Optimization

Modules

XPM Configxpmir.learning.optim.Module[source]

Bases: Config, Initializable, TorchModule

A module contains parameters

XPM Configxpmir.learning.optim.ModuleList(*, sub_modules)[source]

Bases: Module, Initializable

Groups different models together, to be used within the Learner

sub_modules: List[xpmir.learning.optim.Module]

The module loader can be used to load a checkpoint

XPM Configxpmir.learning.optim.ModuleLoader(*, value, path)[source]

Bases: PathSerializationLWTask

value: experimaestro.core.objects.Config: The configuration that will be serialized

path: Path: Path containing the data

Optimizers

XPM Configxpmir.learning.optim.Optimizer[source]: Bases: Config

XPM Configxpmir.learning.optim.SGD(*, lr, weight_decay)[source]

Bases: Optimizer

Wrapper for SGD optimizer in Pytorch

lr: float = 1e-05: Learning rate

weight_decay: float = 0.0: Weight decay (L2)

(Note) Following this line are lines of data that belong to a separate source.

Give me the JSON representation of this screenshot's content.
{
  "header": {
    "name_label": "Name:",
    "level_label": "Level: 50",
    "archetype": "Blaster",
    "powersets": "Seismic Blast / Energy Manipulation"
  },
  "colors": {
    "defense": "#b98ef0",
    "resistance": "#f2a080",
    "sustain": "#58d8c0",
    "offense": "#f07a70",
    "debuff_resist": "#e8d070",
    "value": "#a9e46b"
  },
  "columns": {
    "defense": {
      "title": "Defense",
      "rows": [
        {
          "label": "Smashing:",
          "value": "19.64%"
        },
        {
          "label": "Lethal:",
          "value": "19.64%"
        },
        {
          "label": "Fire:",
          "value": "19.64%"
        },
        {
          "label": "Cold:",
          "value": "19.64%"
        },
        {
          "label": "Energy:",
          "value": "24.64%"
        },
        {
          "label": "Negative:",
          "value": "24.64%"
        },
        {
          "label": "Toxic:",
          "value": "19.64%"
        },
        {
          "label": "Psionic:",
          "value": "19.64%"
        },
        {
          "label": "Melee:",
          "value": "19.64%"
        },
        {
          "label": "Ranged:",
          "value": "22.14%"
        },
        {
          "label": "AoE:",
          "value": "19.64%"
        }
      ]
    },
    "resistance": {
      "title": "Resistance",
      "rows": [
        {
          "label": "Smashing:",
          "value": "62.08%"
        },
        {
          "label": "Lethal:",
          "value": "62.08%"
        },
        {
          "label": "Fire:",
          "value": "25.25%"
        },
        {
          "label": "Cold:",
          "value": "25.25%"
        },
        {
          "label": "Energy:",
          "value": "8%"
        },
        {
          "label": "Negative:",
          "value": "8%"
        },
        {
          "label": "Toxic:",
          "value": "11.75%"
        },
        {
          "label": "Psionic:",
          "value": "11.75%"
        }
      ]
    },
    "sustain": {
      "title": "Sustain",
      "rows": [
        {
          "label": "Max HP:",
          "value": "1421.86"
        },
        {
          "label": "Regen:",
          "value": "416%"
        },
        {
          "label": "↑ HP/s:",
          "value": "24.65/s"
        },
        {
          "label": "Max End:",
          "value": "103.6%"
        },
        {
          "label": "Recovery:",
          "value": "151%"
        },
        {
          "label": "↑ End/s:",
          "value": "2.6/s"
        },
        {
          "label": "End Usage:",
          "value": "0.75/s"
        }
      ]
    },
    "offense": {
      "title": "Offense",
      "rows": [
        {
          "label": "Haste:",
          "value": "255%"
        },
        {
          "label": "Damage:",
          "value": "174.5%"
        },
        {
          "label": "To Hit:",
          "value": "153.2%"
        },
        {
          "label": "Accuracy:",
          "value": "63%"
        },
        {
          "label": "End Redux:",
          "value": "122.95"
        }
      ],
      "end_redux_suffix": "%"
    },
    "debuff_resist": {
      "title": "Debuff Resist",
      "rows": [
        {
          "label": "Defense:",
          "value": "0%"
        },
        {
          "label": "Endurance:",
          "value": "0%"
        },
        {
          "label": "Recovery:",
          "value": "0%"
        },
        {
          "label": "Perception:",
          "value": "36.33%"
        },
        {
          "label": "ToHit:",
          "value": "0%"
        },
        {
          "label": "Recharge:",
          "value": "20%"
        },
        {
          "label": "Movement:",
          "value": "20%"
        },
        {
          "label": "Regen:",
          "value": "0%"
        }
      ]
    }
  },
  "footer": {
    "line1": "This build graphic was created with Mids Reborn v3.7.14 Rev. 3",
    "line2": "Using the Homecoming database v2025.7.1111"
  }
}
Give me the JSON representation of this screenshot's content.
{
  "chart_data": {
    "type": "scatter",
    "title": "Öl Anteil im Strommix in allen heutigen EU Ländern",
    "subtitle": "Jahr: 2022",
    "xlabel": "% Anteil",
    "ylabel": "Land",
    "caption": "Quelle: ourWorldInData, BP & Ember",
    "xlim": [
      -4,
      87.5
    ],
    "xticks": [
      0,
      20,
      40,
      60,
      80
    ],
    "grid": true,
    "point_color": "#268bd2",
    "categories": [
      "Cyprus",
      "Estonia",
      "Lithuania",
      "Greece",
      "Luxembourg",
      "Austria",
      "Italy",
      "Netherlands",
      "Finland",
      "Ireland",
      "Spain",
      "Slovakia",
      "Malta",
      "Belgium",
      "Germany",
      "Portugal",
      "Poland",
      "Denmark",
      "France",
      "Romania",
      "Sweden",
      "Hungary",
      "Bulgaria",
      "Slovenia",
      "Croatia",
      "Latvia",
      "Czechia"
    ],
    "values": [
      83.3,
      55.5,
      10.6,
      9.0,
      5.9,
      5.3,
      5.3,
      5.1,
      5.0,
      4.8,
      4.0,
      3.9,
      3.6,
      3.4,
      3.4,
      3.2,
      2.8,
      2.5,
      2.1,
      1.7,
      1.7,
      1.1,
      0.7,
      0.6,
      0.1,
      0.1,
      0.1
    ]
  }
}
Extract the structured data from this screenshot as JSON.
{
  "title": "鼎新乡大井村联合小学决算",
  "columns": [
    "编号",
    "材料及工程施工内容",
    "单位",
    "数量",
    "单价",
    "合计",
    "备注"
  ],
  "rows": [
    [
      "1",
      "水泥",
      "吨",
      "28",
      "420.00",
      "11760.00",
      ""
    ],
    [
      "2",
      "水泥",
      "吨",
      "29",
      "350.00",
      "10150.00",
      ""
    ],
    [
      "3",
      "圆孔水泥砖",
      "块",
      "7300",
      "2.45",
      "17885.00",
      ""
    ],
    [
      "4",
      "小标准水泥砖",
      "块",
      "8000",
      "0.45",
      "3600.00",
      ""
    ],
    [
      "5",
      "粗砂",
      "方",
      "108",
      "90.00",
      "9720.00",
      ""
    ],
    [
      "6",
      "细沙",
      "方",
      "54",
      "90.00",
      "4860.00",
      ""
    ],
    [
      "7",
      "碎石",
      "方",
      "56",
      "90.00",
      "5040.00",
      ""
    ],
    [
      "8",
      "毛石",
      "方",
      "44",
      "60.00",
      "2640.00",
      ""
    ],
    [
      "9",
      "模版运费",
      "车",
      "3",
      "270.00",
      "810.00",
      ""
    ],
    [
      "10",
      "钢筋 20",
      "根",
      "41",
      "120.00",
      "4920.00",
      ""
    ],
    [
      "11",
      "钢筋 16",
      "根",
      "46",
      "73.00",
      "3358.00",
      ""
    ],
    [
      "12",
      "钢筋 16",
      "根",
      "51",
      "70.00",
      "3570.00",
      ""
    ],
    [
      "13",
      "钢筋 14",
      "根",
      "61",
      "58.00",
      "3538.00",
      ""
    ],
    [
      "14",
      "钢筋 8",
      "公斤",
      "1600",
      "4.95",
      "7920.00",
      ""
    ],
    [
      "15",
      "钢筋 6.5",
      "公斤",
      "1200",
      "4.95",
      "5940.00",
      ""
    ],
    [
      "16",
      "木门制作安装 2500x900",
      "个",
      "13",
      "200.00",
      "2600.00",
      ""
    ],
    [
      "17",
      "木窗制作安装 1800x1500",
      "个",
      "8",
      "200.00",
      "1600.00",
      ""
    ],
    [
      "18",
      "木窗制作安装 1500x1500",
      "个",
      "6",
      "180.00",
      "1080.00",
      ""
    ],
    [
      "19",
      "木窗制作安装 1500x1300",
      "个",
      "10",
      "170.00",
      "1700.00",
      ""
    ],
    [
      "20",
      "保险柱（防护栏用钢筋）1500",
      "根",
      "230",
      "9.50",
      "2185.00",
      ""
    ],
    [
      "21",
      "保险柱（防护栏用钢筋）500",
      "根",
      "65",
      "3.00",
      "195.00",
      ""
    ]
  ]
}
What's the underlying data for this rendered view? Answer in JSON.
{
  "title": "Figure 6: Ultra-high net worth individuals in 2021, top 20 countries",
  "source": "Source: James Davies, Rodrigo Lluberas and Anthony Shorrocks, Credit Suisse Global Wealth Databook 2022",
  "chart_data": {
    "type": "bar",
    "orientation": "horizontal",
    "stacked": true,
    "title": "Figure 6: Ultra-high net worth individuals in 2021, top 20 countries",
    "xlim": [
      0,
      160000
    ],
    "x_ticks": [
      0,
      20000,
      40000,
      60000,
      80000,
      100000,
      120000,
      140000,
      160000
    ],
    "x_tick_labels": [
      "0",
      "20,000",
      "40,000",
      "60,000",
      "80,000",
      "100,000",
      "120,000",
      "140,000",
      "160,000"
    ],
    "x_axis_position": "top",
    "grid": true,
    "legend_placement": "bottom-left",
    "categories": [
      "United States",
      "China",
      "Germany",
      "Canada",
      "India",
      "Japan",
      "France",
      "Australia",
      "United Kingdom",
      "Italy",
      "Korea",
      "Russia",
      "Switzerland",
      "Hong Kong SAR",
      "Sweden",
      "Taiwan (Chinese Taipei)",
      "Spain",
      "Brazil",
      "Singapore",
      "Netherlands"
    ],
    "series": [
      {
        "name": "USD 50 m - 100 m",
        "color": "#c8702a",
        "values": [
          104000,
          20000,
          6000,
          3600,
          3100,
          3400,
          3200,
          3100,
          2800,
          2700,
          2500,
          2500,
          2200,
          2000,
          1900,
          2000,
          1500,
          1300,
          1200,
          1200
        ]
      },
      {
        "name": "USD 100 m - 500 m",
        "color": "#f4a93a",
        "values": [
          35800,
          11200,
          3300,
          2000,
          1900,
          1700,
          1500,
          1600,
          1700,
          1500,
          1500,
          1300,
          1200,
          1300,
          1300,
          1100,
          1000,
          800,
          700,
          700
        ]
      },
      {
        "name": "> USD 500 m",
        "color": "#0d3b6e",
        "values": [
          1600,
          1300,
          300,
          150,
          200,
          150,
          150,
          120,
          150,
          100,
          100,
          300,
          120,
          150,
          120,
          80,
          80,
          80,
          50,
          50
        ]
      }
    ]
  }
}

XPM Configxpmir.learning.optim.Adam(*, lr, weight_decay, eps)[source]

Bases: Optimizer

Wrapper for Adam optimizer in PyTorch

lr: float = 0.001: Learning rate

weight_decay: float = 0.0: Weight decay (L2)

eps: float = 1e-08

XPM Configxpmir.learning.optim.AdamW(*, lr, weight_decay, eps)[source]

Bases: Optimizer

Adam optimizer that takes into account the regularization

See the PyTorch documentation

lr: float = 0.001

weight_decay: float = 0.01

eps: float = 1e-08

XPM Configxpmir.learning.optim.ParameterOptimizer(*, optimizer, scheduler, module, filter)[source]

Bases: Config

Associates an optimizer with a list of parameters to optimize

optimizer: xpmir.learning.optim.Optimizer: The optimizer

scheduler: xpmir.learning.schedulers.Scheduler: The optional scheduler

module: xpmir.learning.optim.Module: The module from which parameters should be extracted

filter: xpmir.learning.optim.ParameterFilter = xpmir.learning.optim.ParameterFilter(): How parameters should be selected for this (by default, use them all)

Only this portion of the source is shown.